Avec des acteurs connus et reconnus (Didier Bourdon, Nathalie Baye, Michèle Laroque…), mais aussi des participants divers (La Fouine, JoeyStarr, Norman …), le film maîtrise parfaitement le comique de situation, où (quasiment) chaque action du film aura ses répercussions à un moment où à un autre. Et bien souvent quand on s’y attendra le moins. Evidemment, il y a des scènes équivoques où on saura à quoi s’attendre, mais là encore, on parvient à être surpris, notamment par des références, par exemple, à Assassin’s Creed ou François Hollande, tombées d’on ne sait où mais qui font leur petit effet. Alibi.com est ce qui se fait de mieux dans le comique cinématographique français de ces dernières années et cela fait du bien de rire un peu. Beaucoup.

Chez Nous

Olala encore un film français, mais qu’est-ce qui m’arrive ? Hé bien j’adore André Dussollier et j’aime beaucoup la politique. Le sujet de ce film ? La montée du Front National en toile de fond, mais en premier plan une femme (de père communiste) qui va se porter candidate dans le Nord sur des listes électorales très à droites. Le principal enjeu de ce film étant les relations entre les personnages et les réactions – souvent malavisées – des voisins / amis / collègues quand ils apprennent pour qui elle vote. Deux points de vue donc : d’un côté est-ce renier qui l’on est en votant FN ou de l’autre, est-ce plutôt renier quelqu’un qu’on a toujours connu et qui est le même, sous prétexte de savoir quel bulletin il met dans l’urne ? Ne prenant absolument pas parti, le film va montrer les petits bas coups bas de la politique et l’intérieur des campagnes. Pour avoir déjà pris part à des campagnes électorales en étant colistière municipale, je me suis peut-être plus sentie concernée par l’ambiance décrite que tout un chacun. Pour autant, le film est abordable et va plutôt critiquer le système et mettre en avant l’affect des personnages, plutôt que de faire l’apologie d’un parti ou un autre. Un peu longuet dans sa première moitié, ce n’est pas le film de l’année, mais il a l’avantage de traiter la politique sous un angle particulier : en ne parlant presque pas de politique.

Raid Dingue

Je ne m’en sers pas comme d’une excuse mais je suis allée voir Raid Dingue suite à la critique dithyrambique faite par Durendal. Prétendûment film comique je ne l’ai pas trouvé si drôle que cela. Attention, je n’ai pas dit « nul », mais il était plus sérieux qu’il n’en avait l’air au visionnage de la bande-annonce. Sans faire du prosélytisme, je ne suis pas sortie de ce film avec des barres au ventre tellement j’avais ri, mais plutôt avec la fierté d’avoir un groupe d’intervention qui nous protège en cas d’attaque et en mettant pourtant la vie de ses membres en péril à chaque sortie.
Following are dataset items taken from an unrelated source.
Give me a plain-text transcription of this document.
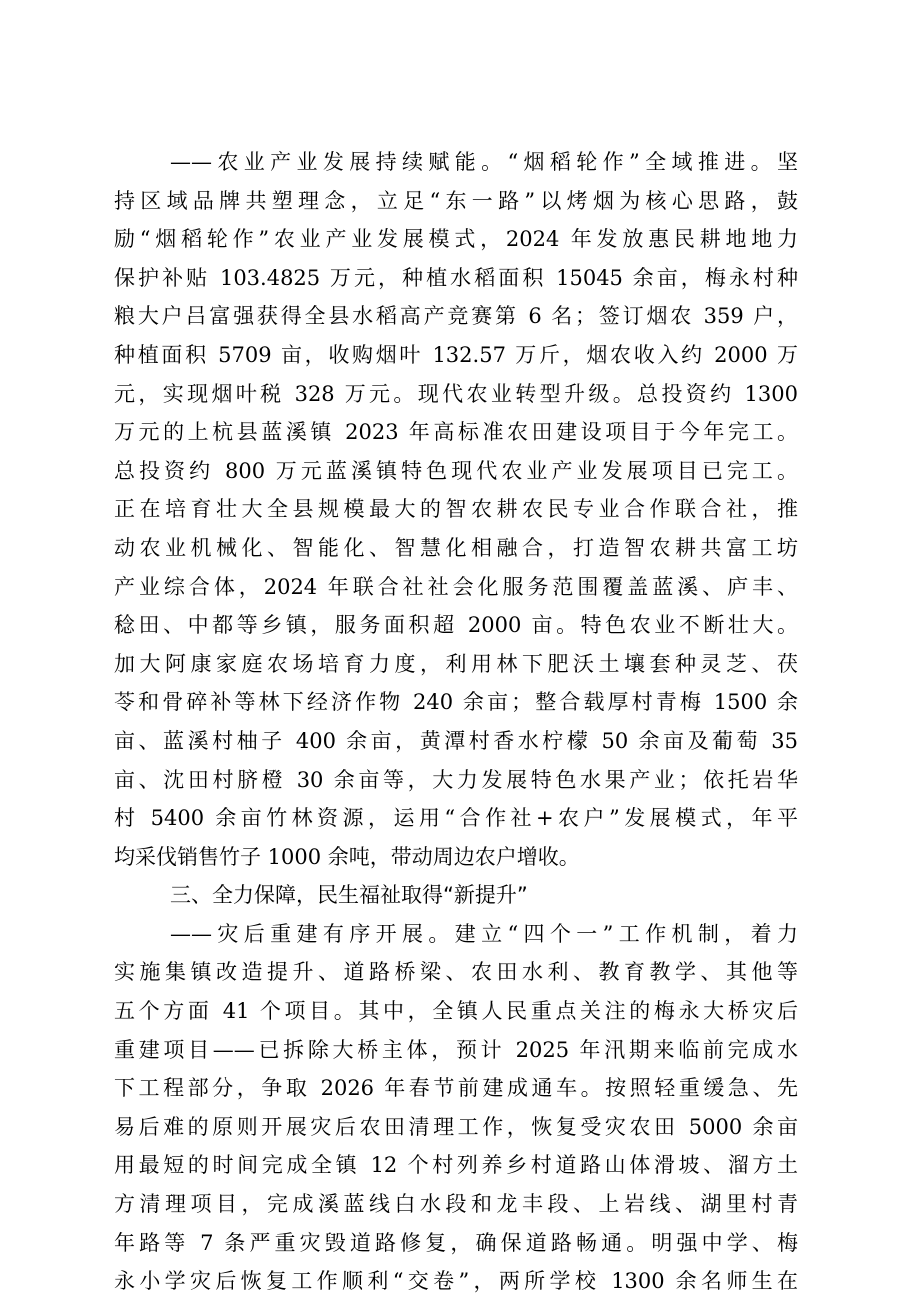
——农业产业发展持续赋能。“烟稻轮作”全域推进。坚
持区域品牌共塑理念，立足“东一路”以烤烟为核心思路，鼓
励“烟稻轮作”农业产业发展模式，2024 年发放惠民耕地地力
保护补贴 103.4825 万元，种植水稻面积 15045 余亩，梅永村种
粮大户吕富强获得全县水稻高产竞赛第 6 名；签订烟农 359 户，
种植面积 5709 亩，收购烟叶 132.57 万斤，烟农收入约 2000 万
元，实现烟叶税 328 万元。现代农业转型升级。总投资约 1300
万元的上杭县蓝溪镇 2023 年高标准农田建设项目于今年完工。
总投资约 800 万元蓝溪镇特色现代农业产业发展项目已完工。
正在培育壮大全县规模最大的智农耕农民专业合作联合社，推
动农业机械化、智能化、智慧化相融合，打造智农耕共富工坊
产业综合体，2024 年联合社社会化服务范围覆盖蓝溪、庐丰、
稔田、中都等乡镇，服务面积超 2000 亩。特色农业不断壮大。
加大阿康家庭农场培育力度，利用林下肥沃土壤套种灵芝、茯
苓和骨碎补等林下经济作物 240 余亩；整合载厚村青梅 1500 余
亩、蓝溪村柚子 400 余亩，黄潭村香水柠檬 50 余亩及葡萄 35
亩、沈田村脐橙 30 余亩等，大力发展特色水果产业；依托岩华
村 5400 余亩竹林资源，运用“合作社+农户”发展模式，年平
均采伐销售竹子 1000 余吨，带动周边农户增收。
三、全力保障，民生福祉取得“新提升”
——灾后重建有序开展。建立“四个一”工作机制，着力
实施集镇改造提升、道路桥梁、农田水利、教育教学、其他等
五个方面 41 个项目。其中，全镇人民重点关注的梅永大桥灾后
重建项目——已拆除大桥主体，预计 2025 年汛期来临前完成水
下工程部分，争取 2026 年春节前建成通车。按照轻重缓急、先
易后难的原则开展灾后农田清理工作，恢复受灾农田 5000 余亩
用最短的时间完成全镇 12 个村列养乡村道路山体滑坡、溜方土
方清理项目，完成溪蓝线白水段和龙丰段、上岩线、湖里村青
年路等 7 条严重灾毁道路修复，确保道路畅通。明强中学、梅
永小学灾后恢复工作顺利“交卷”，两所学校 1300 余名师生在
Le film va mettre en avant un certain nombre de gags mais c’est le budget effets spéciaux qui m’a complètement soufflée. Je ne vais pas vous spoiler mais sachez qu’ils font exploser un grand moment français (non, pas la Tour Eiffel, quelque chose de bien moins attendu) que jamais je n’aurais imaginer voir exploser dans un film. Et surtout avec une netteté de traitement si propre. Raid Dingue n’est pas le film de l’année – j’ai préféré les autres cités plus haut – mais cela reste du divertissement, que Dany Boon a cette fois-ci axé sur un thème un peu plus grave.

Split

split-5729

Avec A Cure for Life (et prochainement T2 et Alien Covenant), Split était l’un des films que j’attendais le plus en ce début d’année. ATTENTION ! Ne regardez pas la bande-annonce pour apprécier au maximum ce film. Il est vraiment dommage de se gâcher un film de M. Night Shyamalan et je trouve que la BA en apprend déjà un peu trop.
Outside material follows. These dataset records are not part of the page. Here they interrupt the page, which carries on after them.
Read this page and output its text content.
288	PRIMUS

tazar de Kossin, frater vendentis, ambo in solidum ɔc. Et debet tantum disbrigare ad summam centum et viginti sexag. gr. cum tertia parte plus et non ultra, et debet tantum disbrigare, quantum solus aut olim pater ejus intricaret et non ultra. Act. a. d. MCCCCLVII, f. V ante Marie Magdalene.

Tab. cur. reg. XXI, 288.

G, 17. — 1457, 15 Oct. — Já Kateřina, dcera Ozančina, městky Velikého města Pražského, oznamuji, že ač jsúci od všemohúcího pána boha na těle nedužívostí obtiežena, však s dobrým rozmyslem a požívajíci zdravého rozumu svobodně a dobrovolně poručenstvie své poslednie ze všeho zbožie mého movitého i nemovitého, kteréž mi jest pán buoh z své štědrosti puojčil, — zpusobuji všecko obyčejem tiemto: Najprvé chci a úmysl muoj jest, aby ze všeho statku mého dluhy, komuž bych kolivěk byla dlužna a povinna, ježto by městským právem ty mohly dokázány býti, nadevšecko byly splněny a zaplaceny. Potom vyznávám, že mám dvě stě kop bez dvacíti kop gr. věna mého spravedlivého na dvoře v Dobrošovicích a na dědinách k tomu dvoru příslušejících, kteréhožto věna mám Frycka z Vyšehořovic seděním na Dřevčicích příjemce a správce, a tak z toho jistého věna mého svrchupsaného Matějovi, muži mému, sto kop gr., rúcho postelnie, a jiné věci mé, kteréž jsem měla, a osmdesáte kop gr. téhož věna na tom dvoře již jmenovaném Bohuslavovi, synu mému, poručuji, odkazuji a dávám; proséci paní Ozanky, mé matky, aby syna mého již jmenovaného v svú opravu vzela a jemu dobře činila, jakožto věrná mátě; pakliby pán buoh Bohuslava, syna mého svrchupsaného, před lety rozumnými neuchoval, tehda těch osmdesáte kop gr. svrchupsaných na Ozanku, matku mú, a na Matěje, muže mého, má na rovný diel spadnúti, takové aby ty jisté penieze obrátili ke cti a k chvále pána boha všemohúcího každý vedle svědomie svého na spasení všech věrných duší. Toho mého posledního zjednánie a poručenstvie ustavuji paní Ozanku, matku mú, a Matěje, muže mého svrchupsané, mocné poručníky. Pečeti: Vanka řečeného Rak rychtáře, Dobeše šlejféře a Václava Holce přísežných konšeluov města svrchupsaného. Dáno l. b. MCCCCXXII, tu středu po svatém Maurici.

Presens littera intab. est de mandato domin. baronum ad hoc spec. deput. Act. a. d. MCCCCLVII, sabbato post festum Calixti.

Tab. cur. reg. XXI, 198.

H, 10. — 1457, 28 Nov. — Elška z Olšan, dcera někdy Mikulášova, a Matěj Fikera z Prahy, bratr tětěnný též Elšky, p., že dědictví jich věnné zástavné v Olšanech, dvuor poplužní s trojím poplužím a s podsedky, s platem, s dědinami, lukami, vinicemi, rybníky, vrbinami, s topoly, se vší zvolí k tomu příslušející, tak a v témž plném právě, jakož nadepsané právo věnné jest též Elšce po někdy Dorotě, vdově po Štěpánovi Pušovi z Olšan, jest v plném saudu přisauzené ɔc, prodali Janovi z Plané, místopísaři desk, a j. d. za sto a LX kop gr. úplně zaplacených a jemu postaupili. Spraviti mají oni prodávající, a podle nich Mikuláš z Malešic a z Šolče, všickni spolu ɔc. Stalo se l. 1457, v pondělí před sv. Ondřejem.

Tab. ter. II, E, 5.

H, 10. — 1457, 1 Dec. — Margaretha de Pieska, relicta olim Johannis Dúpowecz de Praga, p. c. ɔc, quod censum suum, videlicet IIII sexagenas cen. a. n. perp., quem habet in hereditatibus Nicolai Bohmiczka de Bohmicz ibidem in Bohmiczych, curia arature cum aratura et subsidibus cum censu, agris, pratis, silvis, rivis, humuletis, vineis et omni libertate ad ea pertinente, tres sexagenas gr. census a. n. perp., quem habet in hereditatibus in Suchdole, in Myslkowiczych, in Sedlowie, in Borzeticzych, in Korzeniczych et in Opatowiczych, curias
Chapeau bas à James McAvoy pour l’incarnation des multiples personnalités présentes dans ce film. Je n’ai jamais vu aussi pertinent depuis l’époque de United States of Tara avec le talent de Toni Collette. Le film est bon mais j’ai trouvé que trop de détails étaient dévoilés dans la bande-annonce, qu’il aurait été plus cohérent de garder secrets. Pour autant l’ambiance est très travaillée, avec des moments de huis clos à la 10 Cloverfield Lane et des questionnements d’ordre physique et psychologique assez travaillés. Hélas, on voit la fin venir (je ne parle pas de la « toute toute toute fin » présente après le dénouement mais avant le générique de fin, que je ne m’attendais absolument pas à voir) car tout est délicatement distillé au fil du long-métrage, contrairement aux premiers films du réalisateur. Un bon cru toutefois du Shyamalan 2016, qui nous promet manifestement de belles choses à venir …

Publicités

J’ai testé : l’isolation sensorielle

Je continue donc sur ma lancée, qui était de découvrir des endroits isolites dans Paris. J’ai allié sciences et curiosité en passant une heure dans un caisson d’isolation sensorielle.

C’est quoi un caisson d’isolation sensorielle ? Egalement appelé caisson de flottaison / caisson de privation sensorielle, il permet d’isoler les sens du corps face au monde extérieur. Dans le caisson, je n’avais aucun son, aucune lumière, et beaucoup moins de pesanteur (j’étais immergée dans 1000 litres d’eau, dont 500 kilos de sel). S’ajoute à cela la disparition du sentiment de froid / chaud, puisque l’eau est à température corporelle, et celle du toucher puisqu’il est fortement conseillé d’être dans le plus simple appareil.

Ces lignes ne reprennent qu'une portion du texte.